Standing ovation per la raffinata regia di Alessandro Gassmann, per la potenza di luci, musica e videografie, e soprattutto per l’interpretazione veramente esaltante di Daniele Russo, senza escludere nessuno dei componenti del cast, tutti attori di primissimo ordine, capaci di tenere in pugno l’attenzione (e la tensione) del pubblico per quasi tre ore.
Un successo che si intuisce già duraturo, come riconosciuto unanimemente dalla critica. Che però non ha sottolineato abbastanza il ruolo chiave  svolto dall’adattamento di Maurizio de Giovanni. È alla sua penna infatti che si deve la rinnovata freschezza di un’opera scritta più di mezzo secolo fa. Infatti, lavorando sulla traduzione italiana (firmata Giovanni Lombardo Radice) del testo teatrale di Dale Wasserman tratto dal romanzo di Ken Kesey, de Giovanni ha scavato nell’anima di quei personaggi ormai datati e, liberandoli da ogni orpello, li ha restituiti alla loro verità.

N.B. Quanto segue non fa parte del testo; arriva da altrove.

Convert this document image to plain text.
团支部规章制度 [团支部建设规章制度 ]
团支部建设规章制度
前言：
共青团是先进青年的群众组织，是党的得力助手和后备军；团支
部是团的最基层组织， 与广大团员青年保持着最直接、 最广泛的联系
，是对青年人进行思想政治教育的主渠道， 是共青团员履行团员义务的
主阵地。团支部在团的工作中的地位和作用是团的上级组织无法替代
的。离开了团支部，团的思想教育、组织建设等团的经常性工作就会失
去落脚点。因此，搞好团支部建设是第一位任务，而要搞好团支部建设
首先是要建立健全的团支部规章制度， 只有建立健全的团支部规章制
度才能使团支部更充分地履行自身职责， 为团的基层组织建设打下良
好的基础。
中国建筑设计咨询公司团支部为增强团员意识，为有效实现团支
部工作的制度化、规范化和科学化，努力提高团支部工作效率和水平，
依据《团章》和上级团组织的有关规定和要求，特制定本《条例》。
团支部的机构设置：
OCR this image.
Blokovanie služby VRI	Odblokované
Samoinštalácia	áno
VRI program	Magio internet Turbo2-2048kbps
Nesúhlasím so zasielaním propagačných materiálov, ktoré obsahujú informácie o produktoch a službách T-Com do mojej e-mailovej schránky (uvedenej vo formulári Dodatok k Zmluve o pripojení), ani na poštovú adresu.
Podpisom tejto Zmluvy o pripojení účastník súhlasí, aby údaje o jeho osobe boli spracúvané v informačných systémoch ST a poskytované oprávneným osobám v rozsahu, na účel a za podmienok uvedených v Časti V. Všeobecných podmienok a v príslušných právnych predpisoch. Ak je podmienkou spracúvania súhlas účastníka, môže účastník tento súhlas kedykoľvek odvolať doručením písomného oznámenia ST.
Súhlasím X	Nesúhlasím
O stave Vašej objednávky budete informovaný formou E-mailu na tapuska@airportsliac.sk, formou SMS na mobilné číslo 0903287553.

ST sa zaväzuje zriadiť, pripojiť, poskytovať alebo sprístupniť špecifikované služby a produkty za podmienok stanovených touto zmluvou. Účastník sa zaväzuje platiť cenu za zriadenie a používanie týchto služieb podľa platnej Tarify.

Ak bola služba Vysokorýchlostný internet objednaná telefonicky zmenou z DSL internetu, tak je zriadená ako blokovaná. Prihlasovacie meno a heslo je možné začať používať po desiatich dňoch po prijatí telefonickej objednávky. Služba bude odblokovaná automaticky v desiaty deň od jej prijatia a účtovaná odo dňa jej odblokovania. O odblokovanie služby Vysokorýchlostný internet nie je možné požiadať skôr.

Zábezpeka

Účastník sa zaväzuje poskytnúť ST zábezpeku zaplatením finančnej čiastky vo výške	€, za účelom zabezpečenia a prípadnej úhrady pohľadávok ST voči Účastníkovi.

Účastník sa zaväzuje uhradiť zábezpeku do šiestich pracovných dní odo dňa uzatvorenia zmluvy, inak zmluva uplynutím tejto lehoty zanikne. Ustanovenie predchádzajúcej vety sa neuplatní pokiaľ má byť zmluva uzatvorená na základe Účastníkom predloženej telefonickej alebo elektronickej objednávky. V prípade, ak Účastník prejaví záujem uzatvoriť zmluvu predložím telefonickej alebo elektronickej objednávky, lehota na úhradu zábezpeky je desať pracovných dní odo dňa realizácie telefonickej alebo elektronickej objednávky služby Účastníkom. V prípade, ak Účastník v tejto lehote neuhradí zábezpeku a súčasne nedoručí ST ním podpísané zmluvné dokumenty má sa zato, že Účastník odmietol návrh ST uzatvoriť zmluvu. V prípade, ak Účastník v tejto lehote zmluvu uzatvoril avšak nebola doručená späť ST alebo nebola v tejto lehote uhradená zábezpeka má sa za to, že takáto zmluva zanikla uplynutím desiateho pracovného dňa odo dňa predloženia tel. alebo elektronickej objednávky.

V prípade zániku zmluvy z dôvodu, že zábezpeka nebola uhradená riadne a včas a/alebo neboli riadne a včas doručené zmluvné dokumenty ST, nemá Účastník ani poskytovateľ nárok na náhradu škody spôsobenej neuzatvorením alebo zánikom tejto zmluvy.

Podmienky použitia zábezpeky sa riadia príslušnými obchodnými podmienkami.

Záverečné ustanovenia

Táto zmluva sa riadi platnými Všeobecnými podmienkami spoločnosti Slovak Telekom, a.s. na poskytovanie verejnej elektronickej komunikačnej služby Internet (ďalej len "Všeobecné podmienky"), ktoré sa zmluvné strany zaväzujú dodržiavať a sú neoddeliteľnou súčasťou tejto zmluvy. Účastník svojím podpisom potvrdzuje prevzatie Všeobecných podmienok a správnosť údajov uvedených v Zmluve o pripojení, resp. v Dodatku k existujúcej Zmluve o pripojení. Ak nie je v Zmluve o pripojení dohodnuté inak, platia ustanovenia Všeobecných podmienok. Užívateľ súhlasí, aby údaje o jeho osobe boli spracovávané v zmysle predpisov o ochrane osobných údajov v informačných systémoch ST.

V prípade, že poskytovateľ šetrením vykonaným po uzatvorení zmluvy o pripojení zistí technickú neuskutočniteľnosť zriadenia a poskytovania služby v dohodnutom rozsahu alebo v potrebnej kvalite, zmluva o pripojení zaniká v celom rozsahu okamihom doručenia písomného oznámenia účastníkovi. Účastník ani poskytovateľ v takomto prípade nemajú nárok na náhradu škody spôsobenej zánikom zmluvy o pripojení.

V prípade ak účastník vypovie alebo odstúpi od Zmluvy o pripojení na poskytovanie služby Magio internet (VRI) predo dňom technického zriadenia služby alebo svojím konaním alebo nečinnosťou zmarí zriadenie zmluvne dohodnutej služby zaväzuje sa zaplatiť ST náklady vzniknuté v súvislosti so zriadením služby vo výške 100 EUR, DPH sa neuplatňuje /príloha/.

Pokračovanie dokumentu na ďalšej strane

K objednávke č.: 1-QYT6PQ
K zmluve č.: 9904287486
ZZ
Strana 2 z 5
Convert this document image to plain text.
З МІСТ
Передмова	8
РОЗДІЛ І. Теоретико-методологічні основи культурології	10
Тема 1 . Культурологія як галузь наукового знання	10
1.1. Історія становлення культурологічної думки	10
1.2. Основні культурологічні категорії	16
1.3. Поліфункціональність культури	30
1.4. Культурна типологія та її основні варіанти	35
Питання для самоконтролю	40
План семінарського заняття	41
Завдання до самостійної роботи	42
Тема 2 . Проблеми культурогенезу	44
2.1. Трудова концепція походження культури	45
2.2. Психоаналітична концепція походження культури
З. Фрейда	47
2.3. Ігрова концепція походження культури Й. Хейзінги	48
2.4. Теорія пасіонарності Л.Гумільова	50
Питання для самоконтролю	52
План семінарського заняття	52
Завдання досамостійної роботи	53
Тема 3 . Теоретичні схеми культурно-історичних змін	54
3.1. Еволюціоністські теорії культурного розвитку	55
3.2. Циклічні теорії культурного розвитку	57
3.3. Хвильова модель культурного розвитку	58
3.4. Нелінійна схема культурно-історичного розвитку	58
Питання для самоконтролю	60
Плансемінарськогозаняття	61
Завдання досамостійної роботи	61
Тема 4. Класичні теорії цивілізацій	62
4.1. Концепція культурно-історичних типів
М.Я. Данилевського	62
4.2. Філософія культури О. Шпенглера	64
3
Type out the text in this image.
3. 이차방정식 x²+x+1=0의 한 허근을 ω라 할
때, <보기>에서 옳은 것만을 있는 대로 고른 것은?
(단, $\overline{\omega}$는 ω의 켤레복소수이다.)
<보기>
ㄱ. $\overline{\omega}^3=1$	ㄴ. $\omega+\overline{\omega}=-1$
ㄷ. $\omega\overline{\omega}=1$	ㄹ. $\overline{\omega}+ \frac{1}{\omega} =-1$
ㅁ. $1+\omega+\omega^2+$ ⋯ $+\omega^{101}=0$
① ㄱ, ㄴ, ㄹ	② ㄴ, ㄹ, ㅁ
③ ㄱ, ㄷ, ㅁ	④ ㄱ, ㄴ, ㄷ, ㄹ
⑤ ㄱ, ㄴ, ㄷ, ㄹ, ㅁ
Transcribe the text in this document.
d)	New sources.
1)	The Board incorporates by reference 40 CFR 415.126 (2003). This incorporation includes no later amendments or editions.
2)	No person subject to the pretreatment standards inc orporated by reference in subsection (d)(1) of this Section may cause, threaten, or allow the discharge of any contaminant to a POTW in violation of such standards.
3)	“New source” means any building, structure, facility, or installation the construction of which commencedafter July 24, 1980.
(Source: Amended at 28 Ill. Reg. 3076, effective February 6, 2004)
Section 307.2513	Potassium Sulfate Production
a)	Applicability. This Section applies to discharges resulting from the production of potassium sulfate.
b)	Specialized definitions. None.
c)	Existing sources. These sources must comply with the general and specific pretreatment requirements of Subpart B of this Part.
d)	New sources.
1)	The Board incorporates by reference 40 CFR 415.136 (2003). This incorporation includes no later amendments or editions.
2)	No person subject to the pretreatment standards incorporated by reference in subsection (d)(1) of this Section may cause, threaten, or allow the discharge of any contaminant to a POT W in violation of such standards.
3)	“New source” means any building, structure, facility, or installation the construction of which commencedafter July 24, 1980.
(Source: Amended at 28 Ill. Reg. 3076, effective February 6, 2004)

Via dunque ogni riferimento all’America degli anni Cinquanta, coi suoi ritmi country e i suoi guantoni da baseball, via le nostalgie da reduci e gli echi di un remotissimo Far West. L’azione si sposta ad Aversa, 1982, ospedale psichiatrico. I personaggi diventano italiani, il protagonista un napoletano. I contesti cambiano, i sentimenti no. Dolore e rabbia; speranza, allegria e tenerezza sono tutti lì. Intatti. Veri. Rimbalzano sullo spettatore e gli entrano dentro, lo indignano, lo coinvolgono in una risata o in un pianto. Gli fanno ritrovare la sua umanità.
È l’arte della parola che de Giovanni possiede e padroneggia con una semplicità spiazzante: che racconti l’ennesima indagine o un’azione del suo Napoli, riesce sempre ad arrivare al cuore.
È questa l’alchimia della sua scrittura. Il suo talento. Davanti al quale non possiamo che inchinarci perché è davvero straordinario nella capacità di modulare la lingua, plasmandola alle vibrazioni dei sentimenti
Le numerose recensioni dello spettacolo, seppur molto positive, non rendono giustizia all’arte di de Giovanni. Anzi, risultano alquanto semplicistiche nel presentarne il lavoro come una “napoletanizzazione”. della versione originale.
Lo scrittore, infatti, non si è prestato a una banale operazione di trasposizione, ma ha restituito verità interiore e consistenza umana a dei personaggi lontani nel tempo e nello spazio. E di un napoletano, di cui ha sfruttato lo stereotipo dell’avanzo di galera, ha fatto l’eroe positivo. Un campione dell’acume e dell’ingegno. Un modello di generosità allegra e di amicizia incondizionata. Un piccolo uomo che esorcizza la paura con uno sberleffo e, sfidando la morte, diventa un gigante.
Come un cercatore d’oro, Maurizio de Giovanni setaccia l’anima di questa terra, la libera dalle incrostazioni del pregiudizio e ne tira  fuori un materiale prezioso. L’oro di Napoli c’è ancora ed è la sua gente, cui l’arte della parola riesce a restituire la dignità.